A third technique that Mitchell tried was adding sand to the water to help prop open the cracks that formed in the rock. Together these approaches, collectively called hydraulic fracturing, or “fracking,” allowed drillers to inexpensively recover gas from tight shale rock.
Not so long ago, many people believed that the cost of oil and gas would rise indefinitely, thus supporting the market for alternatives. Mitchell’s miracle has changed that calculus, much to the chagrin of the Silicon Valley venture capitalists who caught the green-energy bug."
8 Comments:
Mitchell’s miracle has changed that calculus, much to the chagrin of the Silicon Valley venture capitalists who caught the green-energy bug.
Changed how? The shale gas producers are still chewing through huge amounts of cash and the energy return on the energy invested still does not make the process economical.
In the end, this debate will come down to profit. So far there isn't much profit for the shale gas and oil industry. While players that are in the sweet spots of the best formations can make a lot of money the average shale producer can only lose money.
It is unlikely that the investors in alternate energy didn't place a significant amount of faith in government subsidies. If so. they more than deserve the total loss of their investments.
Regards, Don Lloyd
Those corn fields of North Dakota will be producing energy long after the fracced wells of ND are capped, and the pipelines rusted away.
I was working on fracking technology back in the 80's.
It consists of hard work more than it consists of miracles.
Vange: to make the nergy return proactical, maybe we need to run the fracking pumps with wind or solar. ;-)
When I worked on this we used enegetic materials to fracture the rock and drive the fracking fluid. Once you got everything ready it was over in seconds instead of weeks. All you need is the right price.
I can just imagine what the environmentalists would say about that today.
Don: Some people invested by buying solar panels using government subsidies. they pocketed the subsidies and still hae the panels, so they won;t have a total loss.
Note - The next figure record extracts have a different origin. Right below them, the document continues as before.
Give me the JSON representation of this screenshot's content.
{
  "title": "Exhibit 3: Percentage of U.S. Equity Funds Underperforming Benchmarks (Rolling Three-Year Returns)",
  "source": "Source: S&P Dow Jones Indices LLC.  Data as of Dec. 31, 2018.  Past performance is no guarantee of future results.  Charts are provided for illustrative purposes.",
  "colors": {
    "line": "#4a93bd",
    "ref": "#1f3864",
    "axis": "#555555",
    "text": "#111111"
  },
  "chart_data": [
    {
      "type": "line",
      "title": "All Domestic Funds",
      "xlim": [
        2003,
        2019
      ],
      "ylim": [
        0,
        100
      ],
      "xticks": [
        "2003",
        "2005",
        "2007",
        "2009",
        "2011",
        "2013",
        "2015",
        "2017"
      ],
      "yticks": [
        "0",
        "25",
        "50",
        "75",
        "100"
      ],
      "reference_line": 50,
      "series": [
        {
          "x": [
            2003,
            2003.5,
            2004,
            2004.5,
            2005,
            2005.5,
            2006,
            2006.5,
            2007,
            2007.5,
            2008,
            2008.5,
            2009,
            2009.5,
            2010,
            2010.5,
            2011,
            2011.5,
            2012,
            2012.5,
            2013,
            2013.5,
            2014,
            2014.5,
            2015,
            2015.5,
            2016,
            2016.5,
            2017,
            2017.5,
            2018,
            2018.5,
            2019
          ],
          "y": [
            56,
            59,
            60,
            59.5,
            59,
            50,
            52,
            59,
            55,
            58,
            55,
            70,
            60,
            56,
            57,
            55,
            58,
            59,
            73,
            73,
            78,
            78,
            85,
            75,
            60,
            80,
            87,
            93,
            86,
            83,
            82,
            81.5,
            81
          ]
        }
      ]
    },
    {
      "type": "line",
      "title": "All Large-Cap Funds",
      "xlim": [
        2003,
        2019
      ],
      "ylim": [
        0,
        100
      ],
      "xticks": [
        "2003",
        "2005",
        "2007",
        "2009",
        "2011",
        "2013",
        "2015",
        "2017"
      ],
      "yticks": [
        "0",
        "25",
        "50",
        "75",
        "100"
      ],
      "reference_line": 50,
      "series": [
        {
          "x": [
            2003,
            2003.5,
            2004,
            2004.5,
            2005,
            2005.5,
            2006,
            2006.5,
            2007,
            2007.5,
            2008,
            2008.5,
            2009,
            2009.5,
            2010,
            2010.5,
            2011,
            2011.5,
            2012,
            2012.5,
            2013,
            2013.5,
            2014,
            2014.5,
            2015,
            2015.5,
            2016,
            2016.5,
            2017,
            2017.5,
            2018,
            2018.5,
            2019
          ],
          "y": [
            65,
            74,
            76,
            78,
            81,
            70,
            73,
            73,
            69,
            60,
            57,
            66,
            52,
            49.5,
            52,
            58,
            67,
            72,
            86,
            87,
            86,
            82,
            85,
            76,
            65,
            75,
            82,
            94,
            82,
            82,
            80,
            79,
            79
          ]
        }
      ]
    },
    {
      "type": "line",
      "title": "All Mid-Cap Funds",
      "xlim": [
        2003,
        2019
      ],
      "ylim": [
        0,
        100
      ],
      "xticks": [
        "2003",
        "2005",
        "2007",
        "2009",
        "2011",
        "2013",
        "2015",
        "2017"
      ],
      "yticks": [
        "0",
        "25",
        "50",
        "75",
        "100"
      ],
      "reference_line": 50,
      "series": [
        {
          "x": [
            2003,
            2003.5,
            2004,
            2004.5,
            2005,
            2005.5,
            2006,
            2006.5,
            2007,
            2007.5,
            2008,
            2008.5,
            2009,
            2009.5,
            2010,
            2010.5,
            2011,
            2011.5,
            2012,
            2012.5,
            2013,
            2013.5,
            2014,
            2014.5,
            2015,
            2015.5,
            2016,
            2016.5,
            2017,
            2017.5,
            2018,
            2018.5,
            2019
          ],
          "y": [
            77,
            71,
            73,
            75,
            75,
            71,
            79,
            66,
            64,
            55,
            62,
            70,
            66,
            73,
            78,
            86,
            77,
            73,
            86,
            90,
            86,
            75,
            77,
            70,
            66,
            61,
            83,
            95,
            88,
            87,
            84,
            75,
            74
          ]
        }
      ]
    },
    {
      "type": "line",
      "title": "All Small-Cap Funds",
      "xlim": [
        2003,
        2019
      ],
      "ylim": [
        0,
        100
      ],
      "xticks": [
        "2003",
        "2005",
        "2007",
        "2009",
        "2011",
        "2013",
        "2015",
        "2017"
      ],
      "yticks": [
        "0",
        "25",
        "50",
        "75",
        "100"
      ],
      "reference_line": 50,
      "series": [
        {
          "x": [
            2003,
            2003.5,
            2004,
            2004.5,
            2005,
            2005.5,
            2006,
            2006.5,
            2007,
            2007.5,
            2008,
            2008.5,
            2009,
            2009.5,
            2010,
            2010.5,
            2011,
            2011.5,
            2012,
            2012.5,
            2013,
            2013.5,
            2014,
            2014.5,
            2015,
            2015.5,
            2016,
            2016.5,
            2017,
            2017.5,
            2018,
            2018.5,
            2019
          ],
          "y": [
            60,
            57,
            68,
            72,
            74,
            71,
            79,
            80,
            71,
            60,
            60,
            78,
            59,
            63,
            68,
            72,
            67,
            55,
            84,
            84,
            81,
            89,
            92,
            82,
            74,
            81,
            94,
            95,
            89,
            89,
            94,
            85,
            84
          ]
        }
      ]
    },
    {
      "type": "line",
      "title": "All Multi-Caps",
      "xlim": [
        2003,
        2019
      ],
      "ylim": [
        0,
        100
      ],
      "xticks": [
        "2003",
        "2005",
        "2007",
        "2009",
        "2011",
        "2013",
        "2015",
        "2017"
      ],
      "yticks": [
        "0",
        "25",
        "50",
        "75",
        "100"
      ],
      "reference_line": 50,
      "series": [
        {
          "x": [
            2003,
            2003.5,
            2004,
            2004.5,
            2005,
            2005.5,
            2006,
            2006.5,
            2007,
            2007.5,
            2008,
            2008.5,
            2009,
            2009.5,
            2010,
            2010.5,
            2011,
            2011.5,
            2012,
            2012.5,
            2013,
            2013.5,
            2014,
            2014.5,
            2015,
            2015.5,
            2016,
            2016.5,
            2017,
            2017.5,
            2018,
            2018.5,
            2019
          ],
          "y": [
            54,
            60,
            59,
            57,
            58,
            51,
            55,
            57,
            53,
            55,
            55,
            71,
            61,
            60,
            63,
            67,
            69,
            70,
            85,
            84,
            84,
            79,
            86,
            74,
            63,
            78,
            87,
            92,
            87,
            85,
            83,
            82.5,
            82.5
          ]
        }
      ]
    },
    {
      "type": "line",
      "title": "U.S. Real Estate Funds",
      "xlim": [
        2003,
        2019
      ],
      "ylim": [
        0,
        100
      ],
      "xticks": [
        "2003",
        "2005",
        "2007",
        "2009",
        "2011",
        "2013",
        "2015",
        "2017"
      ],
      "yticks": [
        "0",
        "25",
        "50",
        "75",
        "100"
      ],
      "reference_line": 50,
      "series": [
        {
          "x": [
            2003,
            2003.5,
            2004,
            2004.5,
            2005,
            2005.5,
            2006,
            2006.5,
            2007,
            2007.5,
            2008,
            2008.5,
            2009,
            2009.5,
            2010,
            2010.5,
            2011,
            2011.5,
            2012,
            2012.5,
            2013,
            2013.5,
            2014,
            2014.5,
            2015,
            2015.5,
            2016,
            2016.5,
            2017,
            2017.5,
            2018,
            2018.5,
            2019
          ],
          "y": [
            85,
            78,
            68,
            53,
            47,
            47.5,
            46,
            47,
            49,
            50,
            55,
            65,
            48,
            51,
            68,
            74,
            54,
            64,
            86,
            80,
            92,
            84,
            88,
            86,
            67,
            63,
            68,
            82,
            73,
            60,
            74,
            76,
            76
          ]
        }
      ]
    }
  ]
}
But an investment in Solyndra would have been different.
I think the nxt big thing is localized cogeneration, which can already be profitable - if you can get the permits.
Beacon Power Corp filed for
bankruptcy on Sunday just a year after the energy storage
company received a $43 million loan guarantee from a
controversial U.S. Department of Energy program.
The move comes about two months after solar panel maker
Solyndra also filed for bankruptcy, setting off criticism of the government loan program.
Reuters
kuwait is committed to 10% solar, abu dhabi & the saudis a bit less...
http://www.bloomberg.com/news/2011-10-25/kuwait-sets-biggest-gulf-renewable-energy-goal-to-free-crude-for-export.html
Vange: to make the energy return proactical, maybe we need to run the fracking pumps with wind or solar. ;-)
Don't laugh. I read a piece by a physicist who made the argument that we should use cheap coal or nuclear produced energy to extract oil and gas from shale not because of the energy returns but because the hydrocarbon feedstock for many industries was far more valuable as raw material input than for the energy that it contained.
kuwait is committed to 10% solar, abu dhabi & the saudis a bit less...
http://www.bloomberg.com/news/2011-10-25/kuwait-sets-biggest-gulf-renewable-energy-goal-to-free-crude-for-export.html
I am sorry but even in the desert where sunshine is plentiful solar may not make any sense. To anyone who has not forgotten that we live in the real world the reason should be obvious.